Selon une information de La Lettre, Jacques Veyrat, homme d’affaires connu du capital‑investissement français, serait en négociations exclusives pour acquérir Bump, l’agence d’influence cofondée par Lucas Hauchard, alias Squeezie. Cette opération s’inscrirait dans une stratégie plus large visant à regrouper des acteurs de la représentation artistique et digitale sous une même holding.
Un rachat annoncé par La Lettre
Bump, créée autour du succès de Squeezie, représente plusieurs des influenceurs les plus suivis en France. Lucas Hauchard, l’animateur et créateur de contenu qui compte près de 20 millions d’abonnés sur YouTube, a transformé sa visibilité personnelle en une structure professionnelle destinée à gérer talents et partenariats. D’après La Lettre, Jacques Veyrat serait en discussions avancées pour racheter cette agence et en faire un pilier d’un groupe plus vaste dédié à la représentation de talents.
Le terme « négociations exclusives » utilisé par le média laisse entendre que les discussions seraient à un stade avancé, mais n’indique pas que l’accord soit finalisé. À ce stade, aucun communiqué officiel de Bump, de Squeezie ou d’Impala n’a été cité dans le texte original.
Une stratégie d’acquisitions entre cinéma et influence digitale
Jacques Veyrat dirige le fonds d’investissement Impala et est déjà impliqué dans des prises de participations stratégiques. Toujours selon La Lettre, il serait sur le point de devenir actionnaire majoritaire de la holding Paradis, dirigée par l’ancien producteur Matthieu Viala. Cette holding détient notamment Adéquat, une agence historique qui représente des acteurs du cinéma et de la télévision en France.

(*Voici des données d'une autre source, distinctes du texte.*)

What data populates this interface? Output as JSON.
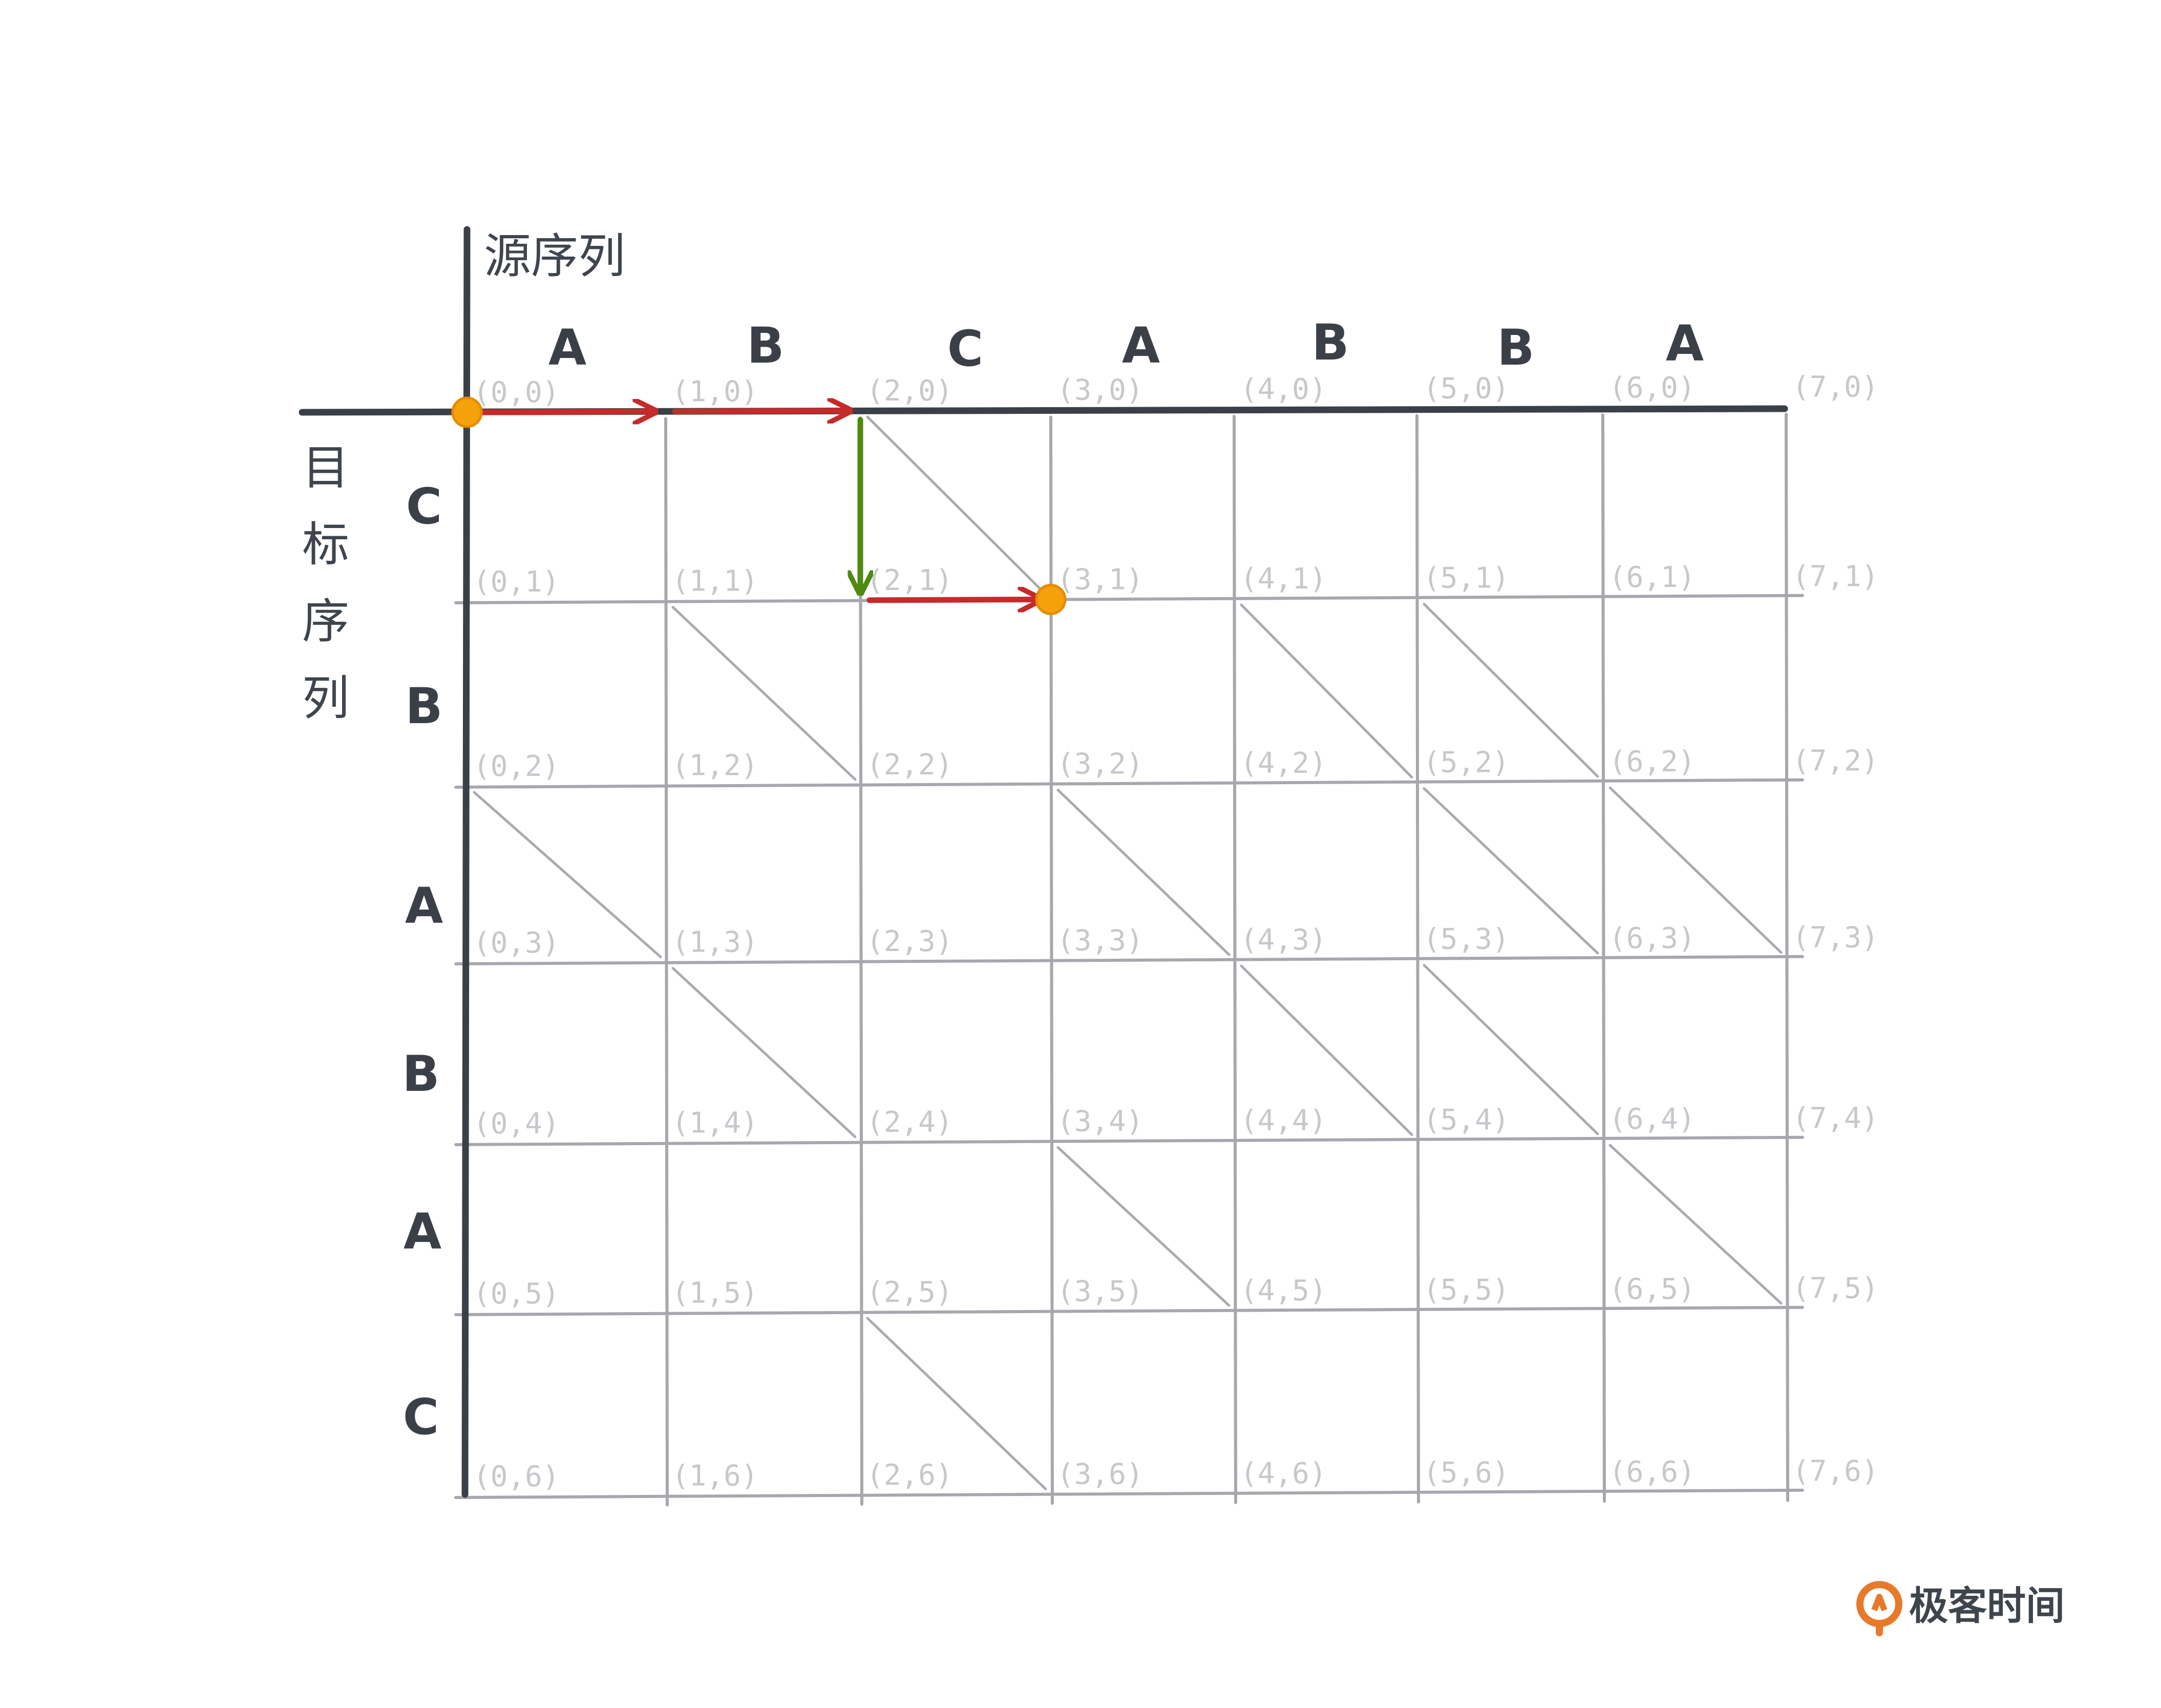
{
  "source_axis_label": "源序列",
  "target_axis_label": [
    "目",
    "标",
    "序",
    "列"
  ],
  "source_sequence": [
    "A",
    "B",
    "C",
    "A",
    "B",
    "B",
    "A"
  ],
  "target_sequence": [
    "C",
    "B",
    "A",
    "B",
    "A",
    "C"
  ],
  "grid": {
    "columns": 8,
    "rows": 7
  },
  "coordinate_format": "(x,y)",
  "diagonal_edges": [
    [
      2,
      0
    ],
    [
      1,
      1
    ],
    [
      4,
      1
    ],
    [
      5,
      1
    ],
    [
      0,
      2
    ],
    [
      3,
      2
    ],
    [
      5,
      2
    ],
    [
      6,
      2
    ],
    [
      1,
      3
    ],
    [
      4,
      3
    ],
    [
      5,
      3
    ],
    [
      3,
      4
    ],
    [
      6,
      4
    ],
    [
      2,
      5
    ]
  ],
  "path": {
    "color_horizontal": "#c62a2a",
    "color_vertical": "#4e8a12",
    "node_color": "#f4a20a",
    "start": [
      0,
      0
    ],
    "end": [
      3,
      1
    ],
    "moves": [
      {
        "from": [
          0,
          0
        ],
        "to": [
          1,
          0
        ],
        "kind": "horizontal"
      },
      {
        "from": [
          1,
          0
        ],
        "to": [
          2,
          0
        ],
        "kind": "horizontal"
      },
      {
        "from": [
          2,
          0
        ],
        "to": [
          2,
          1
        ],
        "kind": "vertical"
      },
      {
        "from": [
          2,
          1
        ],
        "to": [
          3,
          1
        ],
        "kind": "horizontal"
      }
    ]
  },
  "brand": {
    "name": "极客时间",
    "color": "#e8792b"
  }
}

Si l’acquisition de Bump venait à se confirmer, elle réunirait sous un même ensemble des compétences traditionnelles de représentation d’acteurs et des savoir‑faire propres à l’écosystème des créateurs de contenu. L’ambition affichée, d’après nos confrères, serait de construire « un véritable mastodonte de la représentation de talents », capable de jouer à l’échelle internationale et de concurrencer certains acteurs étrangers du secteur.
La juxtaposition de ces deux univers — industrie cinématographique et influence digitale — illustre la montée en puissance des créateurs sur les marchés de la communication et du divertissement. Les grandes marques, comme les institutions culturelles, intègrent désormais les influenceurs dans leurs stratégies de visibilité et de publicité, rendant ces profils attractifs pour des investisseurs institutionnels et privés.
Quelles conséquences pour Squeezie, Bump et les créateurs représentés ?
Pour Bump, l’arrivée d’un investisseur de la stature de Jacques Veyrat pourrait signifier un afflux de ressources financières et organisationnelles. La Lettre évoque la possibilité de conquérir de nouveaux marchés, citant notamment les États‑Unis et l’Asie, où l’économie des créateurs est déjà très développée.
Pour Squeezie, fondateur et figure centrale autour de laquelle l’agence s’est structurée, un tel rachat ne constitue pas nécessairement une sortie définitive. Dans de nombreux cas, les fondateurs restent impliqués après une opération de ce type, en conservant un rôle opérationnel ou consultatif. Reste toutefois à voir si ce scénario s’appliquerait ici : les informations disponibles parlent uniquement de négociations et ne précisent pas les modalités de la future gouvernance.
Pour les influenceurs représentés par Bump, l’opération pourrait se traduire par une montée en puissance des offres, une diversification des partenariats et une amplification des opportunités internationales. Elle pose aussi la question de l’autonomie créative et des nouvelles dynamiques entre talents et structures professionnelles à mesure que l’industrie se professionnalise.
Enfin, au‑delà des aspects économiques, cette possible fusion soulève un enjeu symbolique : la reconnaissance définitive de l’influence digitale comme composante structurante des industries culturelles traditionnelles.
À noter : l’information provient d’un seul média cité dans l’article original. Les éléments rapportés décrivent des discussions et des projets, et non un accord signé. La suite dépendra des confirmations officielles des parties concernées.